3. Il résulte de l'application combinée de ces dispositions que, lorsqu'un arrêté de cessibilité déclare cessibles des parties de parcelles, ce qui implique de modifier les limites des terrains concernés, un document d'arpentage doit être préalablement réalisé afin que l'arrêté de cessibilité désigne les parcelles concernées conformément à leur numérotation issue de ce document. Si le défaut d'accomplissement de cette obligation, qui constitue alors une garantie pour les propriétaires concernés par la procédure d'expropriation, entache d'irrégularité l'arrêté de cessibilité, il n'en résulte pas que le procès-verbal d'arpentage doive être joint à l'arrêté de cessibilité dès lors que les annexes de cet arrêté, établies d'après un document d'arpentage, délimitent avec précision la fraction expropriée de la parcelle dans sa superficie et indiquent les désignations cadastrales de cette parcelle, ainsi que sa nature, sa contenance et sa situation.

4. Il ressort des pièces du dossier soumis aux juges du fond qu'un état parcellaire mentionnant la situation, la contenance et la désignation cadastrale du terrain initial, de l'emprise à acquérir et du surplus restant, et précisant la superficie de la surface à acquérir ainsi que celle du surplus restant, était annexé à l'arrêté de cessibilité notifié aux propriétaires de la parcelle. En jugeant, après avoir relevé ces éléments par une appréciation souveraine exempte de dénaturation, que la circonstance que le procès-verbal d'arpentage n'ait pas été joint à l'arrêté de cessibilité notifié à M. et Mme E... n'était pas de nature à entacher d'irrégularité cet arrêté, la cour n'a, eu égard à ce qui est dit au point 3, pas commis d'erreur de droit.

5. En deuxième lieu, en jugeant souverainement, par une motivation suffisante et sans dénaturer les pièces du dossier qui lui était soumis, que la différence de 8 m² constatée entre la surface à acquérir mentionnée dans le cadre de l'enquête parcellaire et celle mentionnée dans le tableau joint à l'arrêté de cessibilité n'était pas de nature à induire les propriétaires de la parcelle en erreur quant à la nature et aux conséquences de l'opération, compte tenu de la faible différence de métrage et de l'indication exacte des références cadastrales, la cour n'a pas entaché sa décision d'une erreur de droit. .

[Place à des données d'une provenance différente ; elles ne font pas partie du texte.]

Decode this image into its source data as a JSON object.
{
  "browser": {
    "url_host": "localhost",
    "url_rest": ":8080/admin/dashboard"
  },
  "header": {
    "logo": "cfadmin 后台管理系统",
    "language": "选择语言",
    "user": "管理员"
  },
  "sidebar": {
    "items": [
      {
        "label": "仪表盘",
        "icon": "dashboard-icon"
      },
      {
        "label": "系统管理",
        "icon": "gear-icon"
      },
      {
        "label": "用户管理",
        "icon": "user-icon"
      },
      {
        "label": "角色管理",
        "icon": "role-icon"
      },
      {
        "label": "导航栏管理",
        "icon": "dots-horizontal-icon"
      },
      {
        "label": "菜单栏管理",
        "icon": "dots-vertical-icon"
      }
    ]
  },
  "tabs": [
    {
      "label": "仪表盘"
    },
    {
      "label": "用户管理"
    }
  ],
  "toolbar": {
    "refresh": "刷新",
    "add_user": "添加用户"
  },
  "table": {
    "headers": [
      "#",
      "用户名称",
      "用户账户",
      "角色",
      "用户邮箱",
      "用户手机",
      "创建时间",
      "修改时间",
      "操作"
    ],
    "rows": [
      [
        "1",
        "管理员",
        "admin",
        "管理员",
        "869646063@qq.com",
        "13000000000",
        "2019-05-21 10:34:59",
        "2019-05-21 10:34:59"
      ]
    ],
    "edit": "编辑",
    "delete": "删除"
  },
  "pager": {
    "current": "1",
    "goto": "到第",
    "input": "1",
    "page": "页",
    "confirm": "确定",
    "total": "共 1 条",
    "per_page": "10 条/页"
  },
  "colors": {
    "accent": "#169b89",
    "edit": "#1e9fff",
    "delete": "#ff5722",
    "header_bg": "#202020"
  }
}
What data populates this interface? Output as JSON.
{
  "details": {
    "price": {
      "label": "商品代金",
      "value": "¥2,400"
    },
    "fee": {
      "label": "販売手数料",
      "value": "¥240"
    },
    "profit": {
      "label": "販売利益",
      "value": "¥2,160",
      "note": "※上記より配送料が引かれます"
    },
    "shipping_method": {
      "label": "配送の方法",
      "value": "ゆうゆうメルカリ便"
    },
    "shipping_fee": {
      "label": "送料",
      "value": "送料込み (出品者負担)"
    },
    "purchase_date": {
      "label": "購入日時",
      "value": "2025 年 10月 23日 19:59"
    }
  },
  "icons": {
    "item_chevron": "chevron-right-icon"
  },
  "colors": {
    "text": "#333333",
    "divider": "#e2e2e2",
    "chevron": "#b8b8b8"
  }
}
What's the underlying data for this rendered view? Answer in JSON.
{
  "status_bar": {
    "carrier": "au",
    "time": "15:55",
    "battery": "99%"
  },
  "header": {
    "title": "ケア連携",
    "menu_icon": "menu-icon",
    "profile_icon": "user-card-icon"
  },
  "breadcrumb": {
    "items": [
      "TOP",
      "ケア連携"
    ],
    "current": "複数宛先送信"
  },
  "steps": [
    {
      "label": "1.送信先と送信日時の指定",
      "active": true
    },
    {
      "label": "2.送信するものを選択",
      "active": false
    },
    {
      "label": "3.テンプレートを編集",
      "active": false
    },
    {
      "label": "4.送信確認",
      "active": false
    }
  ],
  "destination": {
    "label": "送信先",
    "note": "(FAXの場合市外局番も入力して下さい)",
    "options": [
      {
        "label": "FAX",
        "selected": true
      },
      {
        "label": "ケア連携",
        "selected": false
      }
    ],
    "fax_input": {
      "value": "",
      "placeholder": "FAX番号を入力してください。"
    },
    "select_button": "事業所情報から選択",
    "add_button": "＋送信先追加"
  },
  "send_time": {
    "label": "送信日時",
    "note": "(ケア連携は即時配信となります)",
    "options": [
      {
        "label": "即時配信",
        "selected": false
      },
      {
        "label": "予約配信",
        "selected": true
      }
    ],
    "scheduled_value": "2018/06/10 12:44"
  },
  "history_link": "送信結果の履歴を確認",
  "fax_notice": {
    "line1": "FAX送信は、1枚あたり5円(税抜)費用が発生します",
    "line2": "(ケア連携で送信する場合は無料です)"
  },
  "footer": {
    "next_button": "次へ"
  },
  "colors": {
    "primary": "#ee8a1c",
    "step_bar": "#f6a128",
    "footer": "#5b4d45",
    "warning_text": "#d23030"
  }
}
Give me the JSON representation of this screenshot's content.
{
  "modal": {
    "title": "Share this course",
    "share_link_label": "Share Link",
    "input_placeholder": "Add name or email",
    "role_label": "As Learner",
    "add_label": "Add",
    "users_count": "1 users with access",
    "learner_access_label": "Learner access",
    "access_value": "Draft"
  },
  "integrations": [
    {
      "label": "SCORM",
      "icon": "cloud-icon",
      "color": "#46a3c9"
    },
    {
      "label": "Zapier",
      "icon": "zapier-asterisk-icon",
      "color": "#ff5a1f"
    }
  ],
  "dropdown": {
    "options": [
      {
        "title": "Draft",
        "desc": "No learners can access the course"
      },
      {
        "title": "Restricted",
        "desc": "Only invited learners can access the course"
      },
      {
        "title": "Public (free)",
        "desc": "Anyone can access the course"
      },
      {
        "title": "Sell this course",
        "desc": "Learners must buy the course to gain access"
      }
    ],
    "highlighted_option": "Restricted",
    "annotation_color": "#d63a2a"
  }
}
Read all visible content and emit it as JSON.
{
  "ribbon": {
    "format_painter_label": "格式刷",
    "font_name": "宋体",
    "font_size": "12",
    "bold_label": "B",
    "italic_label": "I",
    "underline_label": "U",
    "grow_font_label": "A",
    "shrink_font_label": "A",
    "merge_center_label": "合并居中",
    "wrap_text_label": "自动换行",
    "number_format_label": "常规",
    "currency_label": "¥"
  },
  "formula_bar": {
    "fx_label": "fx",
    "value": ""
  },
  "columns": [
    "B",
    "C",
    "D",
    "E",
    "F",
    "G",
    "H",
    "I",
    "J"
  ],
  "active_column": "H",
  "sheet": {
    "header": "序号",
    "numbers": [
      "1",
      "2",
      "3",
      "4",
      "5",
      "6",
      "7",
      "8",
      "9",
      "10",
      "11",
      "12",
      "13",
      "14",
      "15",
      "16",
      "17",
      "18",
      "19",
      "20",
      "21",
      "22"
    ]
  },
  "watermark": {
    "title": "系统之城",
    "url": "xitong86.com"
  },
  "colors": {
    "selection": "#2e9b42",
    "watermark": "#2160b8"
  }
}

6. En outre et pour les mêmes motifs, c'est sans commettre d'erreur de droit que la cour a pu juger que cette différence n'était pas de nature à entraîner une méconnaissance des stipulations de l'article 1er du premier protocole additionnel à la convention européenne de sauvegarde des droits de l'homme et des libertés fondamentales.

7. En troisième lieu, il appartient au juge, lorsqu'il doit se prononcer sur le caractère d'utilité publique d'une opération nécessitant l'expropriation d'immeubles ou de droits réels immobiliers, de contrôler successivement qu'elle répond à une finalité d'intérêt général, que l'expropriant n'était pas en mesure de réaliser l'opération dans des conditions équivalentes sans recourir à l'expropriation, notamment en utilisant des biens se trouvant dans son patrimoine et, enfin, que les atteintes à la propriété privée, le coût financier et, le cas échéant, les inconvénients d'ordre social, économique ou environnemental que comporte l'opération ne sont pas excessifs eu égard à l'intérêt qu'elle présente.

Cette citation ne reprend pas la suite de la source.